Вдали, возвещая об окончании смены, завыли заводские гудки. Их вой напоминал вопли призраков. Я представил себе, как одни рабочие тащатся на смену, а другие бредут со смены. Бросают коробки от завтраков в машины. Едут домой, играют со своими детьми, пьют пиво, смотрят телевизор, ужинают с женой и… Как будто ничего не происходит.
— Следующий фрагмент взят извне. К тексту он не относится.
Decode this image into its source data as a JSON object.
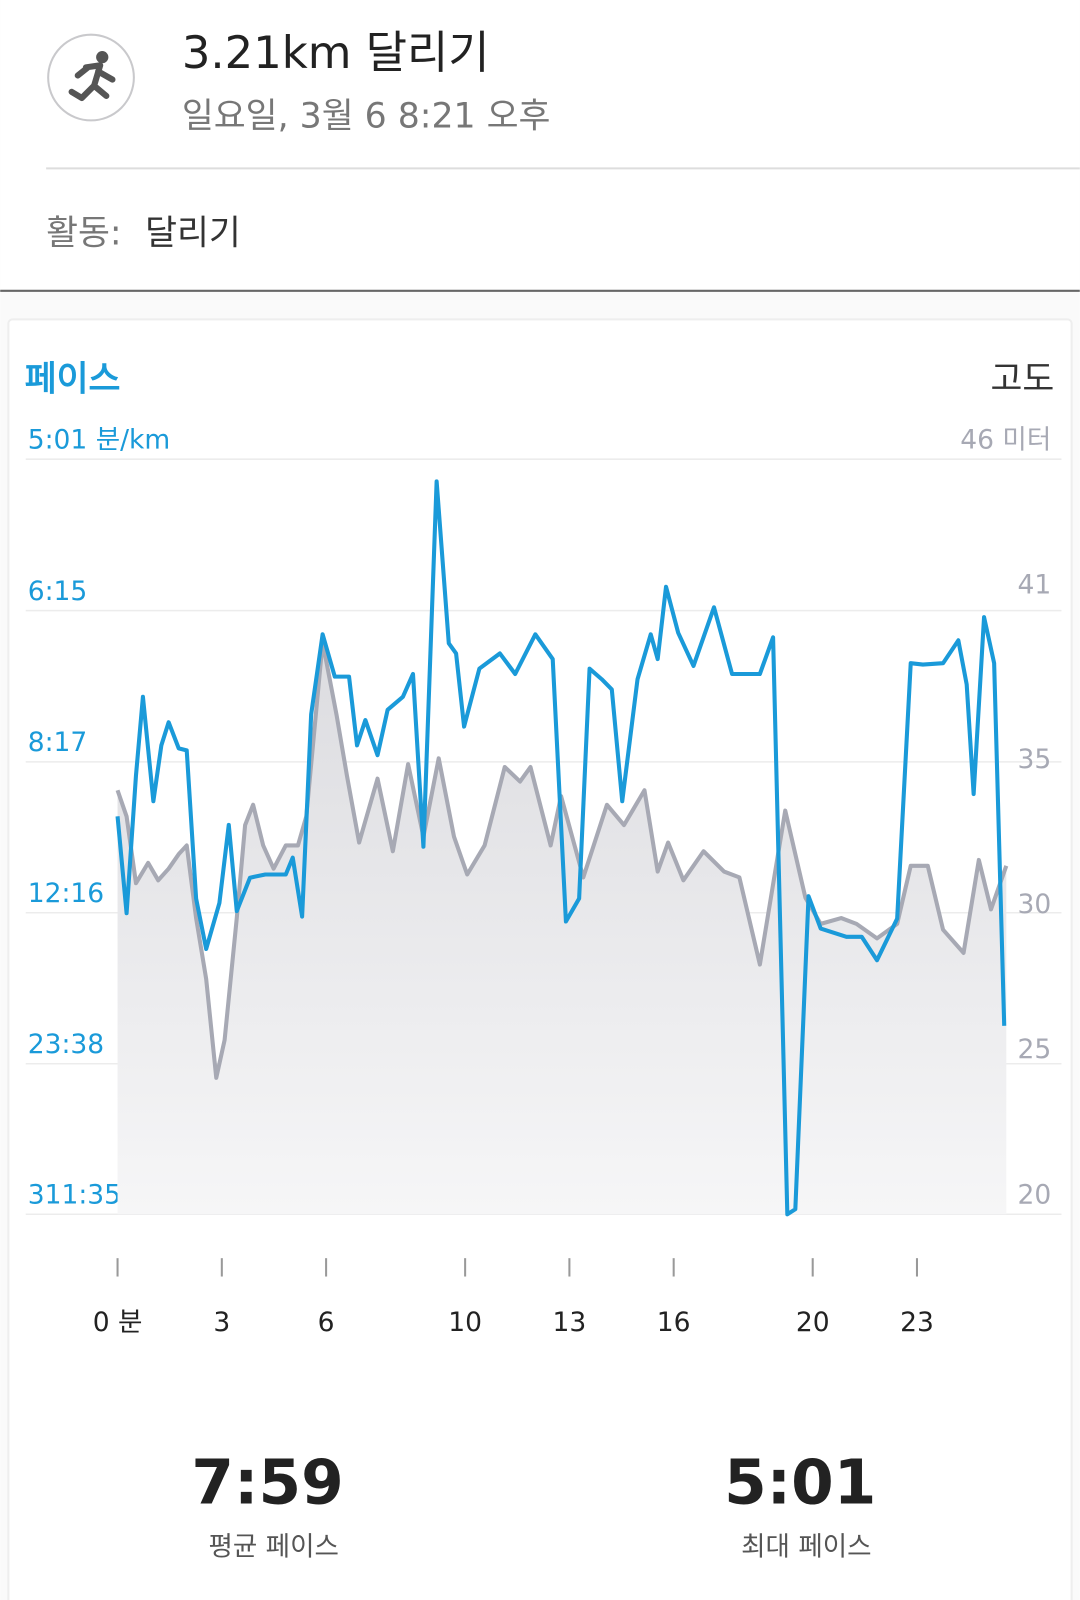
{
  "header": {
    "title": "3.21km 달리기",
    "subtitle": "일요일, 3월 6 8:21 오후"
  },
  "activity": {
    "label": "활동:",
    "value": "달리기"
  },
  "chart_data": {
    "type": "line",
    "y_title": "페이스",
    "y2_title": "고도",
    "y_scale": "reciprocal",
    "xlim": [
      0,
      25.6
    ],
    "xticks": [
      {
        "value": 0,
        "label": "0 분"
      },
      3,
      6,
      10,
      13,
      16,
      20,
      23
    ],
    "ylim": [
      301,
      18695
    ],
    "yticks": [
      {
        "value": 301,
        "label": "5:01 분/km"
      },
      {
        "value": 375,
        "label": "6:15"
      },
      {
        "value": 497,
        "label": "8:17"
      },
      {
        "value": 736,
        "label": "12:16"
      },
      {
        "value": 1418,
        "label": "23:38"
      },
      {
        "value": 18695,
        "label": "311:35"
      }
    ],
    "y2lim": [
      20,
      46
    ],
    "y2ticks": [
      {
        "value": 46,
        "label": "46 미터"
      },
      41,
      35,
      30,
      25,
      20
    ],
    "grid": true,
    "series": [
      {
        "name": "고도",
        "axis": "y2",
        "color": "#a7a9b4",
        "fill": true,
        "x": [
          0,
          0.26,
          0.53,
          0.88,
          1.17,
          1.47,
          1.76,
          1.99,
          2.26,
          2.55,
          2.84,
          3.08,
          3.43,
          3.67,
          3.9,
          4.19,
          4.49,
          4.84,
          5.19,
          5.43,
          5.9,
          6.3,
          6.6,
          6.95,
          7.48,
          7.92,
          8.36,
          8.8,
          9.24,
          9.68,
          10.06,
          10.56,
          11.14,
          11.58,
          11.88,
          12.46,
          12.76,
          13.4,
          14.08,
          14.57,
          15.16,
          15.54,
          15.84,
          16.28,
          16.86,
          17.45,
          17.89,
          18.48,
          19.21,
          19.79,
          20.23,
          20.82,
          21.26,
          21.85,
          22.43,
          22.82,
          23.31,
          23.75,
          24.34,
          24.78,
          25.13,
          25.57
        ],
        "values": [
          34.6,
          33.7,
          31.4,
          32.1,
          31.5,
          31.9,
          32.4,
          32.7,
          30.2,
          28.1,
          24.7,
          26.0,
          30.2,
          33.4,
          34.1,
          32.7,
          31.9,
          32.7,
          32.7,
          33.7,
          39.7,
          37.2,
          35.1,
          32.8,
          35.0,
          32.5,
          35.5,
          33.0,
          35.7,
          33.0,
          31.7,
          32.7,
          35.4,
          34.9,
          35.4,
          32.7,
          34.4,
          31.6,
          34.1,
          33.4,
          34.6,
          31.8,
          32.8,
          31.5,
          32.5,
          31.8,
          31.6,
          28.6,
          33.9,
          30.9,
          30.0,
          30.2,
          30.0,
          29.5,
          30.0,
          32.0,
          32.0,
          29.8,
          29.0,
          32.2,
          30.5,
          32.0
        ]
      },
      {
        "name": "페이스",
        "axis": "y",
        "color": "#1a9ad9",
        "x": [
          0,
          0.26,
          0.53,
          0.73,
          1.03,
          1.26,
          1.47,
          1.76,
          1.99,
          2.26,
          2.55,
          2.93,
          3.2,
          3.43,
          3.81,
          4.25,
          4.84,
          5.04,
          5.31,
          5.57,
          5.9,
          6.25,
          6.66,
          6.89,
          7.13,
          7.48,
          7.77,
          8.21,
          8.5,
          8.8,
          9.18,
          9.53,
          9.74,
          9.97,
          10.41,
          11.0,
          11.44,
          12.02,
          12.52,
          12.9,
          13.28,
          13.58,
          13.93,
          14.22,
          14.52,
          14.96,
          15.34,
          15.54,
          15.78,
          16.13,
          16.57,
          17.16,
          17.68,
          18.48,
          18.86,
          19.06,
          19.27,
          19.5,
          19.88,
          20.23,
          20.97,
          21.41,
          21.85,
          22.43,
          22.82,
          23.17,
          23.75,
          24.19,
          24.43,
          24.63,
          24.93,
          25.22,
          25.51
        ],
        "values": [
          563,
          737,
          512,
          436,
          543,
          480,
          458,
          483,
          485,
          704,
          832,
          714,
          575,
          732,
          662,
          656,
          656,
          626,
          745,
          451,
          390,
          420,
          420,
          480,
          456,
          490,
          447,
          436,
          418,
          608,
          310,
          396,
          403,
          462,
          414,
          403,
          418,
          390,
          407,
          757,
          704,
          414,
          422,
          430,
          543,
          422,
          390,
          407,
          361,
          389,
          412,
          373,
          418,
          418,
          392,
          750,
          18695,
          13228,
          699,
          775,
          797,
          797,
          867,
          750,
          410,
          411,
          410,
          394,
          426,
          534,
          379,
          410,
          1150
        ]
      }
    ]
  },
  "stats": [
    {
      "value": "7:59",
      "label": "평균 페이스"
    },
    {
      "value": "5:01",
      "label": "최대 페이스"
    }
  ]
}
Как будто юному парнишке не грозит смерть, как будто взрослый человек, вернее, человек наполовину, не умирает вместе с ним.
— Лу…
— Да, Джонни. — Это было утверждение, а не вопрос.
— В-вы хотите сказать, что я… я должен сесть за решетку вместо вас? Я…
— Нет, — ответил я. — Да.
— Вряд ли… Я не смогу, Лу! О, господи! Не могу! Я не вынесу…
Я взъерошил его волосы, потрепал за подбородок, заставил поднять голову.
— «Есть время жить в мире, — сказал я, — и время воевать. Время сеять и собирать урожай. Время жить и время умирать»…
— Л-лу…
— Мне очень больно, — проговорил я, — гораздо сильнее, чем ты думаешь. — Я пережал ему дыхательное горло. А потом я взял его ремень.
…Я постучал в дверь, и через несколько минут надзиратель выпустил меня из камеры. Я выскользнул наружу.
— Много было хлопот, Лу?
— Нет, — ответил я, — он вел себя очень мирно. Думаю, мы можем закрыть дело.
— Он заговорит, да?
— Все рано или поздно начинают говорить, — пожал я плечами.
Я поднялся наверх и сказал Говарду Хендриксу, что у меня был долгий разговор с Джонни и что, по моему мнению, он скоро расколется.
— Не трогайте его в течение часа или около того, — добавил я. — Я сделал все возможное. Если мне не удалось заставить его прозреть, то он уже никогда не прозреет.
— Конечно, Лу, конечно. Мне известна ваша репутация. Хотите, я позвоню вам после того, как увижусь с ним?
— Да, очень, — ответил я. — Мне страшно любопытно, заговорит он или нет.